Using music as a sounding board for his depression, Linkous has quietly created a body of work as influential and challenging as that of anyone in alternative music. Starting with Vivadixiesubmarinetransmissionplot in 1995, each successive release has deepened the emotional well, producing music of a rare and ghostly beauty. Related to both alt-country and atmospheric electronica, the songs of Mark Linkous reflect influences as diverse as Tom Waits and minimalist composer Philip Glass. The former has had a profound impact on Linkous' work.

"Waits' songs, especially on albums like Swordfishtrombones, sounded like they were recorded in junkyards and mixed through car stereo speakers," says Linkous. "Listening to his music is like watching a cool documentary on TV."

The same could be said for all four Sparklehorse releases. Both Good Morning Spider and It's a Wonderful Life are full of cinematic themes, recorded and played on period machinery, recalling the sound of cracking vinyl looped with disembodied voices and topped with Linkous' distorted whisper of a voice. Songs like "Pig," "Sea of Teeth," and "Apple Bed" play like tributes to a past most would gladly forget, excursions into a dark, rural experience, a world of solitude that Linkous literally lives out at his North Carolina home.

"Sometimes, I just don't come off this mountain for ages," says Linkous.

But when he does, it's always in the service of quality material. Featuring melodies and quickened tempos that would have seemed out of place on previous releases, Dreamt for Light Years in the Belly of a Mountain is packed with surprisingly hummable fare. "Don't Take My Sunshine Away" and "Some Sweet Day" are just two of the songs begging for release as singles. Unexpectedly, and despite critical kudos, Linkous does not have the highest opinion of his latest work.

"I'm not wholly satisfied with this record," says Linkous. "I had to compromise on a couple of songs, and I let them out not exactly like I heard them in my head."

It's not often that an artist shares such a subdued assessment for a new release, but Mark Linkous is not your usual anything. His soft-spoken demeanor is actually disconcerting, like the quiet neighbor who has a basement full of dark secrets. Linkous is still affected by a drug overdose that occurred nearly a decade ago. The story of Linkous collapsing in his hotel room while on alcohol, Valium, and antidepressants and nearly loosing both his legs has become part of the artist's lore. After many surgeries, he can walk without assistance, but the sad tale sticks to him as much as any esteem his music may have provided.

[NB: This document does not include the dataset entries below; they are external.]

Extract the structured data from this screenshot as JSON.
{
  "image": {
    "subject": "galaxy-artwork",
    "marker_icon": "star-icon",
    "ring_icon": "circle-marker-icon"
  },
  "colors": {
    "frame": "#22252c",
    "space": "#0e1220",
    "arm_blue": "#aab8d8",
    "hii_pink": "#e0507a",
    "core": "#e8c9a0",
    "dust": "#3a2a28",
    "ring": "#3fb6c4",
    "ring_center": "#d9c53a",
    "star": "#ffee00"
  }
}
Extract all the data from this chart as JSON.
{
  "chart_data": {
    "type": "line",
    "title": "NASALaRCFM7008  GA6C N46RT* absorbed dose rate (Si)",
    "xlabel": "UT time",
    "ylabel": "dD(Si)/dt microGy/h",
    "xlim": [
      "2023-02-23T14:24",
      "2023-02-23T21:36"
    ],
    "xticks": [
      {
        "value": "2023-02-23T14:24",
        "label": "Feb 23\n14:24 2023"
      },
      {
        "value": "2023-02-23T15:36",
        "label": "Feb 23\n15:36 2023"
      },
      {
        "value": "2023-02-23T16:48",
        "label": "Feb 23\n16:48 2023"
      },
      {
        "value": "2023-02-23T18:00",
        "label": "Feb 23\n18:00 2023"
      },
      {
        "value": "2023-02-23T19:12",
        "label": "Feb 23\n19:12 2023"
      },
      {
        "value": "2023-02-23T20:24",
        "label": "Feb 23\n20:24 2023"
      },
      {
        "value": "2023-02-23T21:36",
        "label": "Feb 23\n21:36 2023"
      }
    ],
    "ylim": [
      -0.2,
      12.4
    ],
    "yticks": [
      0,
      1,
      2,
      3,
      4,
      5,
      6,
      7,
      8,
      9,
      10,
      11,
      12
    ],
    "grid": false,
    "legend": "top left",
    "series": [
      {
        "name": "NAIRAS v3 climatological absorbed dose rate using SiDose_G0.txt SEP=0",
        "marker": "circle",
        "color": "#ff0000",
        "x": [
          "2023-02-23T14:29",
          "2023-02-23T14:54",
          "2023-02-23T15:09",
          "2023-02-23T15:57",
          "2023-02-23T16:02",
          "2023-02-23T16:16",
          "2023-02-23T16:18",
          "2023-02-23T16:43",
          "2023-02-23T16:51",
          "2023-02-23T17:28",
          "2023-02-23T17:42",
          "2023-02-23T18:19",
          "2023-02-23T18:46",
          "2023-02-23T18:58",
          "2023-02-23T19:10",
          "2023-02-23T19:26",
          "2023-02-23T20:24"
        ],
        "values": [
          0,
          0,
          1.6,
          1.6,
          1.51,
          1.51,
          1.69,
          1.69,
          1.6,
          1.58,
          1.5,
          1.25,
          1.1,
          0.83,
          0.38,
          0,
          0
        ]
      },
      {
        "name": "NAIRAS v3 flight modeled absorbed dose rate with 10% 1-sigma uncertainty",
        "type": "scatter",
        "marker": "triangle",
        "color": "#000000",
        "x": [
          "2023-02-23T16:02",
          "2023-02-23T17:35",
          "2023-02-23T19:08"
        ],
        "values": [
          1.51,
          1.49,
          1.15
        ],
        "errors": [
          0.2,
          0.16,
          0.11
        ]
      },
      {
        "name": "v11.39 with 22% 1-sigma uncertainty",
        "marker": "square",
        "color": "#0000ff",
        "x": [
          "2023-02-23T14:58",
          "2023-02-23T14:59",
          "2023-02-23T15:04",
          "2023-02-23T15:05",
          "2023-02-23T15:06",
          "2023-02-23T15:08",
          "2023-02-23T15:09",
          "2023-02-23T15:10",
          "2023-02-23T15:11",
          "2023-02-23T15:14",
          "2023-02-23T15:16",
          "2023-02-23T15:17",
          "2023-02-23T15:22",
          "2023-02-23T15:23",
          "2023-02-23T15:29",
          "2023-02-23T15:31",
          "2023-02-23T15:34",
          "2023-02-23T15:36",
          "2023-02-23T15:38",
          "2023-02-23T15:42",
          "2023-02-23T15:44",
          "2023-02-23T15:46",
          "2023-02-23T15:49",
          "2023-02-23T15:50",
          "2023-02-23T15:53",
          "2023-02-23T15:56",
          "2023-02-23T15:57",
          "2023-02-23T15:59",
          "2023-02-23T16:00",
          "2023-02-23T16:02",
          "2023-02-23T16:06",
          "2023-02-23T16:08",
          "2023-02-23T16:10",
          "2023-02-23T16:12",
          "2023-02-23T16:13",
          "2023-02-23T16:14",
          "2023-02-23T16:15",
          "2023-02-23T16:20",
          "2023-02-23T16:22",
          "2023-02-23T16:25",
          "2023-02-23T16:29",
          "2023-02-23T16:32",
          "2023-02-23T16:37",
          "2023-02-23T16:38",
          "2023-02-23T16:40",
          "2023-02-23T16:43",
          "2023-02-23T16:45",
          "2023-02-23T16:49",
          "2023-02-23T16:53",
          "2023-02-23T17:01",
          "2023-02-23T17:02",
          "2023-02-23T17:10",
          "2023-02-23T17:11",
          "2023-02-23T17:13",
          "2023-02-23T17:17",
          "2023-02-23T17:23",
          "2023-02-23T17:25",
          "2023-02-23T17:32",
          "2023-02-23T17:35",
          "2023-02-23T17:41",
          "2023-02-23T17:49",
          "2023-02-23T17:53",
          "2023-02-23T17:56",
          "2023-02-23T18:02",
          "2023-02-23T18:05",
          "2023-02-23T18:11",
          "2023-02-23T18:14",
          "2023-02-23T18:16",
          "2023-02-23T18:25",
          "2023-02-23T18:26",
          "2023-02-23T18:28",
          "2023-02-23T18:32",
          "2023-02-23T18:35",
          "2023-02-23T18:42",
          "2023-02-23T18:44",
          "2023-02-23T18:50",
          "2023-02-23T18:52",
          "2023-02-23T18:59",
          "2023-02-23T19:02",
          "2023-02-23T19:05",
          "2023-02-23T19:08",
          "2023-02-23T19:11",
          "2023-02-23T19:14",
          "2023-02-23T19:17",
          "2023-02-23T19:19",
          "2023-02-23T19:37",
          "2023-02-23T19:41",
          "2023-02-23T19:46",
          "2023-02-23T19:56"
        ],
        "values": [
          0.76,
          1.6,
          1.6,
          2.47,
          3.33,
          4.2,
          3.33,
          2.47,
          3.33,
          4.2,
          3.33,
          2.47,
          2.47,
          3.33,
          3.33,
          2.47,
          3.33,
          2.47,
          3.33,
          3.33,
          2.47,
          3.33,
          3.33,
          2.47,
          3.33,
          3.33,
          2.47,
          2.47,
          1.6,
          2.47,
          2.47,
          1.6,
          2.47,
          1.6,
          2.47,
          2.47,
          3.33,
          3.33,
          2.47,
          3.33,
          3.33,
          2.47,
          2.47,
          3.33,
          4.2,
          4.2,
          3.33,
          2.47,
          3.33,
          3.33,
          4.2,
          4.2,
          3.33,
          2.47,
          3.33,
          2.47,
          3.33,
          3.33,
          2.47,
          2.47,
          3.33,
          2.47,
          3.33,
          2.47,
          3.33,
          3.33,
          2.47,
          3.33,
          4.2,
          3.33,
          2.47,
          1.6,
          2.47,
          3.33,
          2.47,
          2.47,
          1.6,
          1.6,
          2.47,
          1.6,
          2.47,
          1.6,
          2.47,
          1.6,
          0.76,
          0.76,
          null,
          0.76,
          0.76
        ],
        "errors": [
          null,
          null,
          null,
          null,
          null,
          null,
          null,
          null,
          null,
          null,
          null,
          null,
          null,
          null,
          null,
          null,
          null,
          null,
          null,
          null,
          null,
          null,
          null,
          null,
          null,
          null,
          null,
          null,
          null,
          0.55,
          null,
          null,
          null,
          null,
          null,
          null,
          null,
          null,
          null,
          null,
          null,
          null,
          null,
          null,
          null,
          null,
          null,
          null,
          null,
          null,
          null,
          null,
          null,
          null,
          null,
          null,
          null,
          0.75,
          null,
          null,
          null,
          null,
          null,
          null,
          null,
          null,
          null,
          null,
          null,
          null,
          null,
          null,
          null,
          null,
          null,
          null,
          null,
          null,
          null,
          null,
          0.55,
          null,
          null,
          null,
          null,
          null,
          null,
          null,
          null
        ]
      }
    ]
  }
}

"It's a morbid sense of curiosity that everyone still asks about my past drug use," says Linkous. "I'm guilty of the same thing when it comes to Daniel Johnston."

Claiming his emotional state has improved, Linkous is eager to get out on the road with a new collection of sidemen and face an audience that once petrified him. Always strapped with a notorious case of stage fright, Linkous feels empowered by the fact that his music is gaining the same inroads in the States that it has long made in Europe.

"After four records, people in America seem to be coming around to me," says Linkous. "Enough people here accept what I do and appreciate it, and I'm not as terrified to tour as I was in the past."